Harvard Kennedy School and University of Arizona

Deborah Hughes Hallett is Professor of Mathematics at the University of Arizona and Adjunct Professor of Public Policy at the Harvard Kennedy School. With Andrew M. Gleason at Harvard, she organized the Calculus Consortium based at Harvard, which brought together faculty from a wide variety of schools to work on undergraduate curricular issues. She is regularly consulted on the design of curricula and pedagogy for undergraduate mathematics at the national and international level and she is an author of several college level mathematics texts. In 1998 and 2002 and 2006, she was co-chair of the International Conference on the Teaching of Mathematics in Greece and Turkey, attended by several hundred faculty from about 50 countries. She has designed courses in Brunei, Colombia and Niger. She was awarded the Louise Hay Prize and elected a fellow of the American Association for the Advancement of Science for contributions to mathematics education. Her work has been recognized by prizes from Harvard, the University of Arizona, and as national winner MAA Award for Distinguished Teaching and AMS Award for Impact on the Teaching and Learning of Mathematics in 2022.

Harnessing the Curiosity of Today’s Students—Tomorrow’s Decision Makers

Sunday June 4, 2023 | 11am - 12pm

Data illuminates many of the world’s challenges—climate change, pandemics, inequality, injustice, recessions. Yet over the past few years there has been an uptick in skepticism: climate denial, vaccine hesitancy, and disinformation. What is the role of mathematics in these debates? This talk will argue that mathematics should embrace a major role.  Engaging future citizens with data is our business—and arguably our responsibility—and certainly it is in the interest of society.  

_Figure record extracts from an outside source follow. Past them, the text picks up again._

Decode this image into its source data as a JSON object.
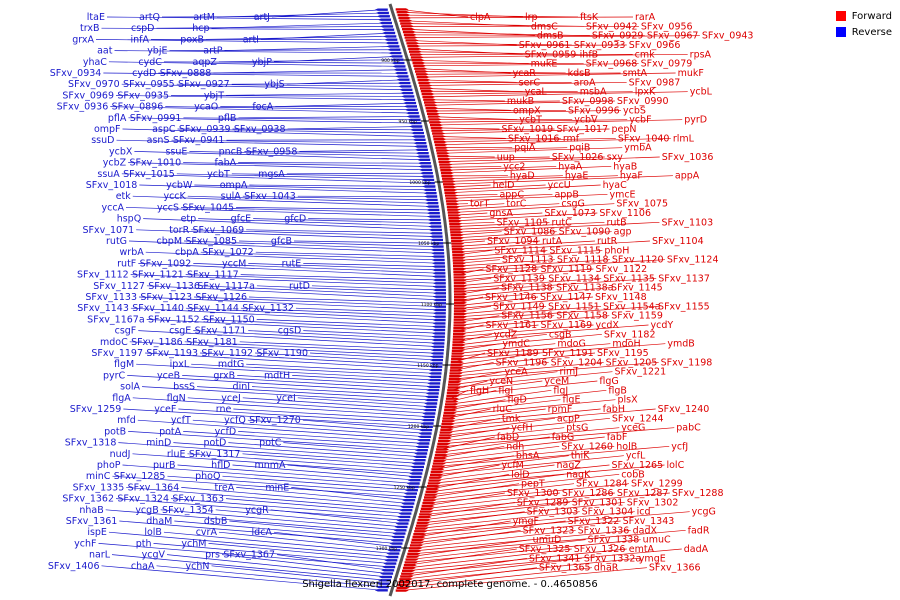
{
  "caption": "Shigella flexneri 2002017, complete genome. - 0..4650856",
  "legend": [
    {
      "label": "Forward",
      "color": "#ff0000"
    },
    {
      "label": "Reverse",
      "color": "#0000ff"
    }
  ],
  "colors": {
    "forward": "#dd0000",
    "reverse": "#1a1acc",
    "axis": "#555555",
    "tick": "#000000"
  },
  "ticks": [
    "900 kbp",
    "950 kbp",
    "1000 kbp",
    "1050 kbp",
    "1100 kbp",
    "1150 kbp",
    "1200 kbp",
    "1250 kbp",
    "1300 kbp"
  ],
  "reverse_labels": [
    "artJ",
    "artM",
    "artQ",
    "ltaE",
    "hcp",
    "cspD",
    "trxB",
    "artI",
    "poxB",
    "infA",
    "grxA",
    "artP",
    "ybjE",
    "aat",
    "ybjP",
    "aqpZ",
    "cydC",
    "yhaC",
    "SFxv_0888",
    "cydD",
    "SFxv_0934",
    "ybjS",
    "SFxv_0927",
    "SFxv_0955",
    "SFxv_0970",
    "ybjT",
    "SFxv_0935",
    "SFxv_0969",
    "focA",
    "ycaO",
    "SFxv_0896",
    "SFxv_0936",
    "pflB",
    "SFxv_0991",
    "pflA",
    "SFxv_0938",
    "SFxv_0939",
    "aspC",
    "ompF",
    "SFxv_0941",
    "asnS",
    "ssuD",
    "SFxv_0958",
    "pncB",
    "ssuE",
    "ycbX",
    "fabA",
    "SFxv_1010",
    "ycbZ",
    "mgsA",
    "ycbT",
    "SFxv_1015",
    "ssuA",
    "ompA",
    "ycbW",
    "SFxv_1018",
    "SFxv_1043",
    "sulA",
    "yccK",
    "etk",
    "SFxv_1045",
    "yccS",
    "yccA",
    "gfcD",
    "gfcE",
    "etp",
    "hspQ",
    "SFxv_1069",
    "torR",
    "SFxv_1071",
    "gfcB",
    "SFxv_1085",
    "cbpM",
    "rutG",
    "SFxv_1072",
    "cbpA",
    "wrbA",
    "rutE",
    "yccM",
    "SFxv_1092",
    "rutF",
    "SFxv_1117",
    "SFxv_1121",
    "SFxv_1112",
    "rutD",
    "SFxv_1117a",
    "SFxv_1136",
    "SFxv_1127",
    "SFxv_1126",
    "SFxv_1123",
    "SFxv_1133",
    "SFxv_1132",
    "SFxv_1144",
    "SFxv_1140",
    "SFxv_1143",
    "SFxv_1150",
    "SFxv_1152",
    "SFxv_1167a",
    "cgsD",
    "SFxv_1171",
    "csgE",
    "csgF",
    "SFxv_1181",
    "SFxv_1186",
    "mdoC",
    "SFxv_1190",
    "SFxv_1192",
    "SFxv_1193",
    "SFxv_1197",
    "mdtG",
    "ipxL",
    "flgM",
    "mdtH",
    "grxB",
    "yceB",
    "pyrC",
    "dinI",
    "bssS",
    "solA",
    "yceI",
    "yceJ",
    "flgN",
    "flgA",
    "rne",
    "yceF",
    "SFxv_1259",
    "SFxv_1270",
    "ycfQ",
    "ycfT",
    "mfd",
    "ycfD",
    "potA",
    "potB",
    "potC",
    "potD",
    "minD",
    "SFxv_1318",
    "SFxv_1317",
    "rluE",
    "nudJ",
    "mnmA",
    "hflD",
    "purB",
    "phoP",
    "phoQ",
    "SFxv_1285",
    "minC",
    "minE",
    "treA",
    "SFxv_1364",
    "SFxv_1335",
    "SFxv_1363",
    "SFxv_1324",
    "SFxv_1362",
    "ycgR",
    "SFxv_1354",
    "ycgB",
    "nhaB",
    "dsbB",
    "dhaM",
    "SFxv_1361",
    "ldcA",
    "cvrA",
    "lolB",
    "ispE",
    "ychM",
    "pth",
    "ychF",
    "SFxv_1367",
    "prs",
    "ycgV",
    "narL",
    "ychN",
    "chaA",
    "SFxv_1406"
  ],
  "forward_labels": [
    "clpA",
    "lrp",
    "ftsK",
    "rarA",
    "dmsC",
    "SFxv_0942",
    "SFxv_0956",
    "dmsB",
    "SFxv_0929",
    "SFxv_0967",
    "SFxv_0943",
    "SFxv_0961",
    "SFxv_0933",
    "SFxv_0966",
    "SFxv_0959",
    "ihfB",
    "cmk",
    "rpsA",
    "mukE",
    "SFxv_0968",
    "SFxv_0979",
    "ycaR",
    "kdsB",
    "smtA",
    "mukF",
    "serC",
    "aroA",
    "SFxv_0987",
    "ycaL",
    "msbA",
    "lpxK",
    "ycbL",
    "mukB",
    "SFxv_0998",
    "SFxv_0990",
    "ompX",
    "SFxv_0996",
    "ycbS",
    "ycbT",
    "ycbV",
    "ycbF",
    "pyrD",
    "SFxv_1019",
    "SFxv_1017",
    "pepN",
    "SFxv_1016",
    "rmf",
    "SFxv_1040",
    "rlmL",
    "pqiA",
    "pqiB",
    "ymbA",
    "uup",
    "SFxv_1026",
    "sxy",
    "SFxv_1036",
    "ycc2",
    "hyaA",
    "hyaB",
    "hyaD",
    "hyaE",
    "hyaF",
    "appA",
    "helD",
    "yccU",
    "hyaC",
    "appC",
    "appB",
    "ymcE",
    "torT",
    "torC",
    "csgG",
    "SFxv_1075",
    "gnsA",
    "SFxv_1073",
    "SFxv_1106",
    "SFxv_1105",
    "rutC",
    "rutB",
    "SFxv_1103",
    "SFxv_1086",
    "SFxv_1090",
    "agp",
    "SFxv_1094",
    "rutA",
    "rutR",
    "SFxv_1104",
    "SFxv_1114",
    "SFxv_1115",
    "phoH",
    "SFxv_1113",
    "SFxv_1118",
    "SFxv_1120",
    "SFxv_1124",
    "SFxv_1128",
    "SFxv_1119",
    "SFxv_1122",
    "SFxv_1139",
    "SFxv_1134",
    "SFxv_1135",
    "SFxv_1137",
    "SFxv_1138",
    "SFxv_1138a",
    "SFxv_1145",
    "SFxv_1146",
    "SFxv_1147",
    "SFxv_1148",
    "SFxv_1149",
    "SFxv_1151",
    "SFxv_1154a",
    "SFxv_1155",
    "SFxv_1156",
    "SFxv_1158",
    "SFxv_1159",
    "SFxv_1161",
    "SFxv_1169",
    "ycdX",
    "ycdY",
    "ycdZ",
    "csgB",
    "SFxv_1182",
    "ymdC",
    "mdoG",
    "mdoH",
    "ymdB",
    "SFxv_1189",
    "SFxv_1191",
    "SFxv_1195",
    "SFxv_1196",
    "SFxv_1204",
    "SFxv_1205",
    "SFxv_1198",
    "yceA",
    "rimJ",
    "SFxv_1221",
    "yceN",
    "yceM",
    "flgG",
    "flgH",
    "flgI",
    "flgJ",
    "flgB",
    "flgD",
    "flgE",
    "plsX",
    "rluC",
    "rpmF",
    "fabH",
    "SFxv_1240",
    "tmk",
    "acpP",
    "SFxv_1244",
    "ycfH",
    "ptsG",
    "yceG",
    "pabC",
    "fabD",
    "fabG",
    "fabF",
    "ndh",
    "SFxv_1260",
    "holB",
    "ycfJ",
    "bhsA",
    "thiK",
    "ycfL",
    "ycfM",
    "nagZ",
    "SFxv_1265",
    "lolC",
    "lolD",
    "nagK",
    "cobB",
    "pepT",
    "SFxv_1284",
    "SFxv_1299",
    "SFxv_1300",
    "SFxv_1286",
    "SFxv_1287",
    "SFxv_1288",
    "SFxv_1289",
    "SFxv_1301",
    "SFxv_1302",
    "SFxv_1303",
    "SFxv_1304",
    "icd",
    "ycgG",
    "ymgF",
    "SFxv_1322",
    "SFxv_1343",
    "SFxv_1323",
    "SFxv_1336",
    "dadX",
    "fadR",
    "umuD",
    "SFxv_1338",
    "umuC",
    "SFxv_1325",
    "SFxv_1326",
    "emtA",
    "dadA",
    "SFxv_1341",
    "SFxv_1332a",
    "ymgE",
    "SFxv_1365",
    "dhaR",
    "SFxv_1366"
  ]
}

How do we engage students in understanding and critiquing data?  We have a powerful ally in students’ curiosity. While curiosity can’t be dictated, it can be harnessed!  Students see the world through their own lenses, yet we all share the same data. Harnessing their natural curiosity to gain insight into the worlds challenges showcases the mathematical sciences as central to the students’ and the world’s future.